This program uses news headlines correlated with fluctuations in stock prices in order to learn the effect of news on stocks. It obtains its news by scraping ProQuest, a collection of news databases available online. It then analyzes the significance behind every word by employing a term frequency- inverse document frequency algorithm. Then, this program cross references every news headline with every price fluctuation that occurred within a given time period. This program attributes a percentage of every price fluctuation to the words that appeared in the news that day. This percentage is based on the significance of that word. Finally, it calculates the average fluctuation attributed to every word along with a 95% confidence interval. This allows us to make conjectures on how future news will impact prices, assuming this program was trained using a large time period and resulted in tight confidence intervals.

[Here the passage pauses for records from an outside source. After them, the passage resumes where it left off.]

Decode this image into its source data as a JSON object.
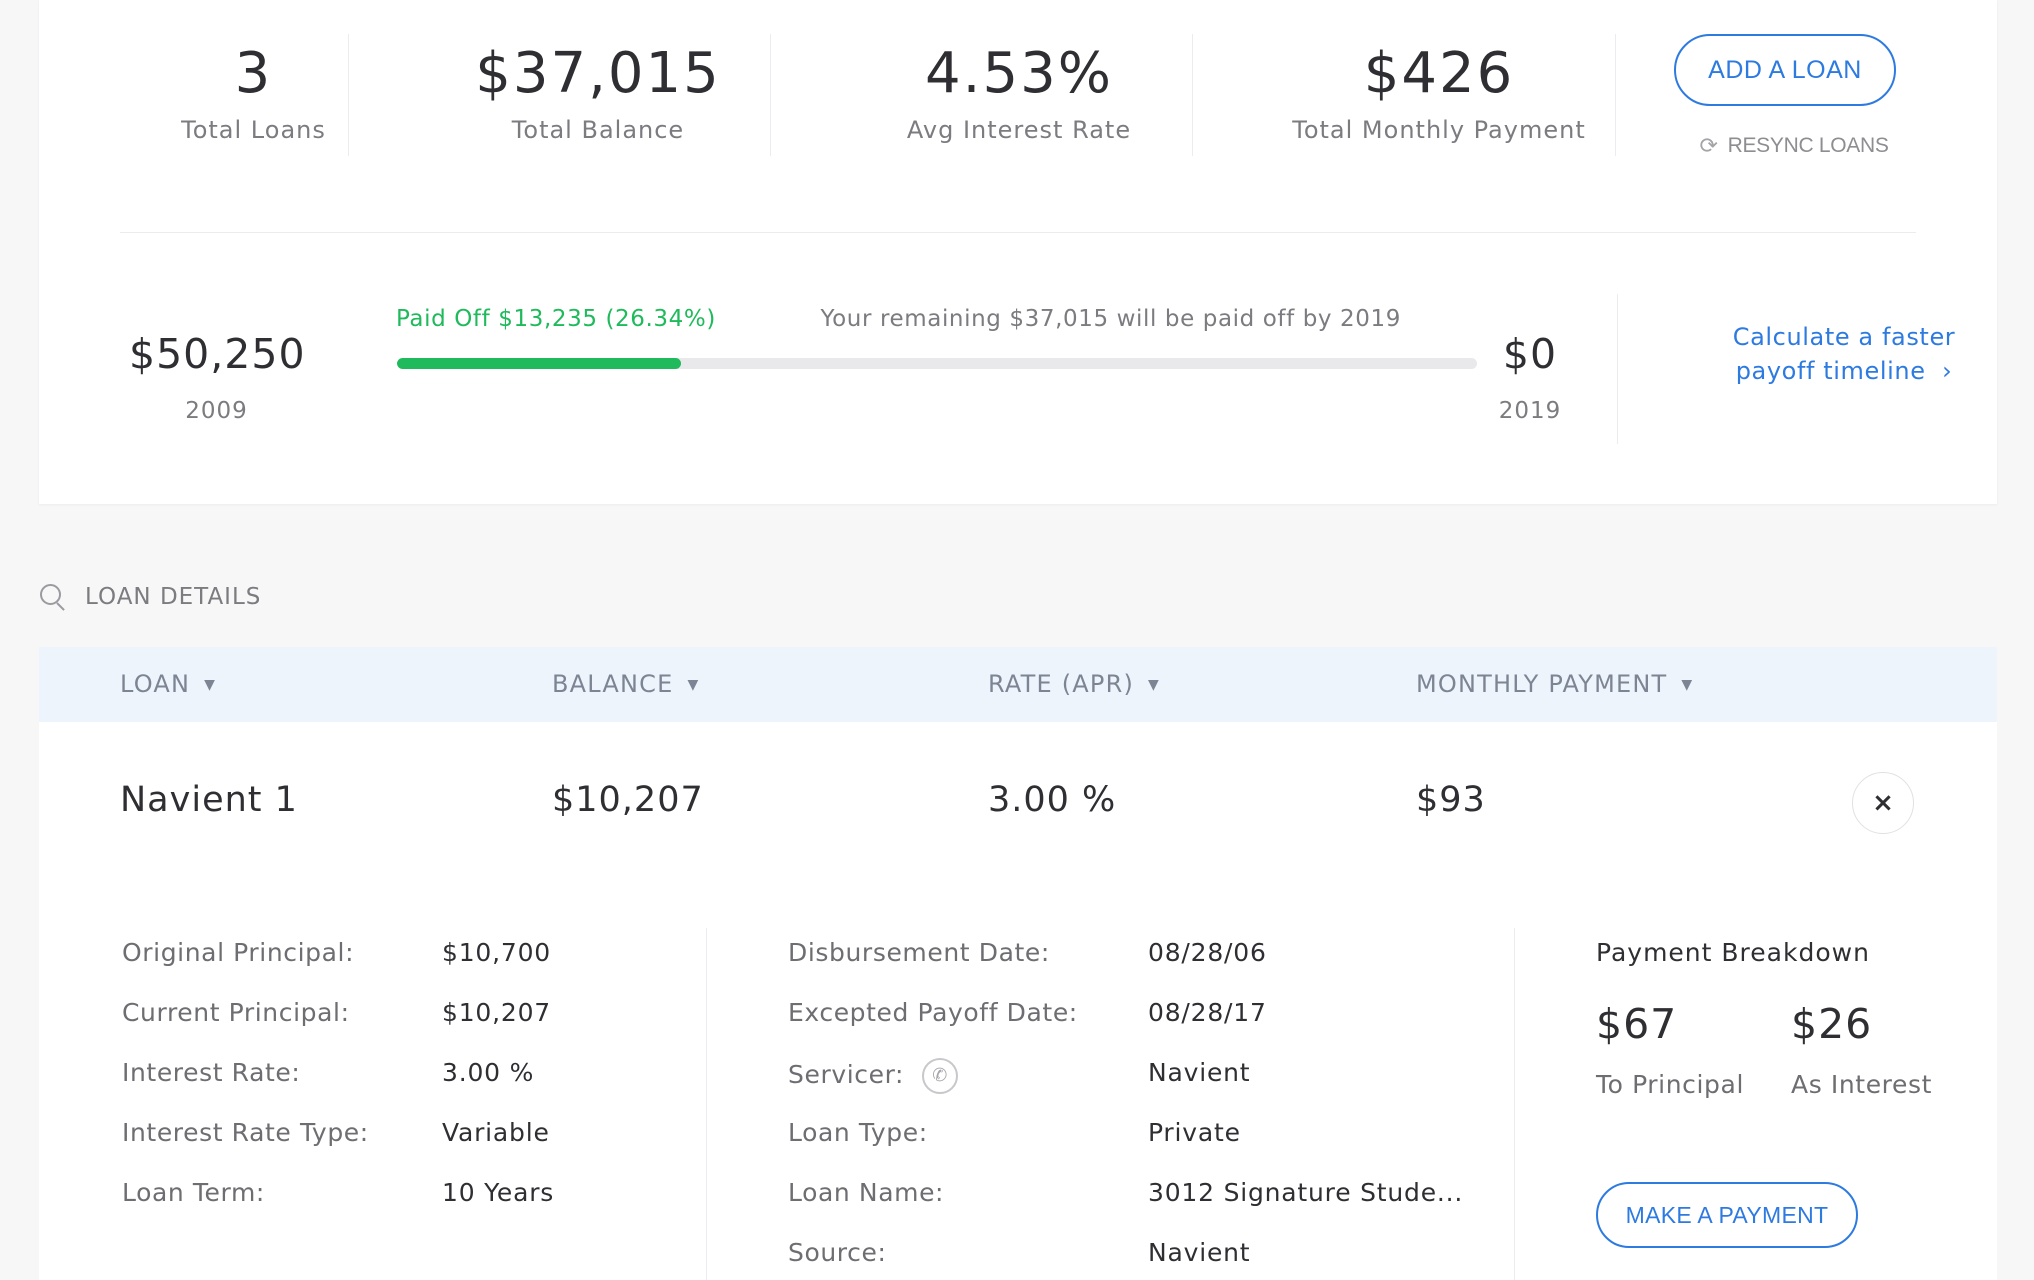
{
  "summary": {
    "stats": [
      {
        "value": "3",
        "label": "Total Loans"
      },
      {
        "value": "$37,015",
        "label": "Total Balance"
      },
      {
        "value": "4.53%",
        "label": "Avg Interest Rate"
      },
      {
        "value": "$426",
        "label": "Total Monthly Payment"
      }
    ],
    "add_loan_label": "ADD A LOAN",
    "resync_label": "RESYNC LOANS",
    "resync_icon": "refresh-icon"
  },
  "payoff": {
    "start_balance": "$50,250",
    "start_year": "2009",
    "end_balance": "$0",
    "end_year": "2019",
    "paid_off_text": "Paid Off $13,235 (26.34%)",
    "remaining_text": "Your remaining $37,015 will be paid off by 2019",
    "progress_fraction": 0.2634,
    "progress_color": "#1fba5c",
    "faster_link_line1": "Calculate a faster",
    "faster_link_line2": "payoff timeline",
    "faster_link_chevron": "›"
  },
  "loan_details": {
    "title": "LOAN DETAILS",
    "icon": "search-icon",
    "columns": [
      {
        "label": "LOAN",
        "caret": "▼"
      },
      {
        "label": "BALANCE",
        "caret": "▼"
      },
      {
        "label": "RATE (APR)",
        "caret": "▼"
      },
      {
        "label": "MONTHLY PAYMENT",
        "caret": "▼"
      }
    ],
    "loan": {
      "name": "Navient 1",
      "balance": "$10,207",
      "rate": "3.00 %",
      "monthly_payment": "$93",
      "close_glyph": "×",
      "left_details": [
        {
          "label": "Original Principal:",
          "value": "$10,700"
        },
        {
          "label": "Current Principal:",
          "value": "$10,207"
        },
        {
          "label": "Interest Rate:",
          "value": "3.00 %"
        },
        {
          "label": "Interest Rate Type:",
          "value": "Variable"
        },
        {
          "label": "Loan Term:",
          "value": "10 Years"
        }
      ],
      "mid_details": [
        {
          "label": "Disbursement Date:",
          "value": "08/28/06"
        },
        {
          "label": "Excepted Payoff Date:",
          "value": "08/28/17"
        },
        {
          "label": "Servicer:",
          "value": "Navient",
          "icon": "phone-icon"
        },
        {
          "label": "Loan Type:",
          "value": "Private"
        },
        {
          "label": "Loan Name:",
          "value": "3012 Signature Stude..."
        },
        {
          "label": "Source:",
          "value": "Navient"
        }
      ],
      "payment_breakdown": {
        "title": "Payment Breakdown",
        "to_principal_amount": "$67",
        "to_principal_label": "To Principal",
        "as_interest_amount": "$26",
        "as_interest_label": "As Interest",
        "make_payment_label": "MAKE A PAYMENT"
      }
    }
  }
}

This program requires Python 2.71 with the following packages: nltk numpy scipy sklearn urllib matplotlib json This program potentially requires you to be on RIT's network in order to bypass the ProQuest authentication filter
This program is started by running: learn(string companyName, string companySymbol, date startDate, date endDate) A sample run is included in the script. This run would train the program based on Google's stock performace over a period of 10 years, from 08/20/2004 to 12/31/2015. Downloading the data from ProQuest takes a long time, so this program caches all successful downloads using the naming scheme: 'news_%companyName%%startDate%-%endDate%.json' The script checks for the presence of this file to avoid redownloading the same data set multiple times. Because it takes so long to download, this program also displays every day's worth of news it's completed downloading so the user has visual confirmation that it's running. I included a cached version of the downloaded news to use for the included sample code in case you aren't on a RIT's campus. The program's output is a file saved with the name: 'output%companyName%_%startDate%-%endDate%.json' This file contains every word the program learned throughout its training. Every word is followed by 3 floating point numbers. The first number represents the average impact this word had on stock prices. The second two numbers are the 95% confidence interval for the calculated average. Therefore, a word with a small confidence interval range will be more trustworthy.
By default, this program will scrape 10 databases out of ProQuest's 65 available databases. Additional or fewer databases can be scraped by commenting or uncommenting values from the databases array.
Every word in every headline has non-alphabetical characters removed and is stemmed. This leads to more consistent training but results in less human-readable outputs. Stemming and parsing can be disabled by using the alternate dailyHeadlines[...].append(...) located in the getNews() method.
Some code changes may not be reflected if there's a cached version of the news previously download. Delete the 'news_XXXX.json' file created in the same directory as the python file to ensure this program runs without any cached data.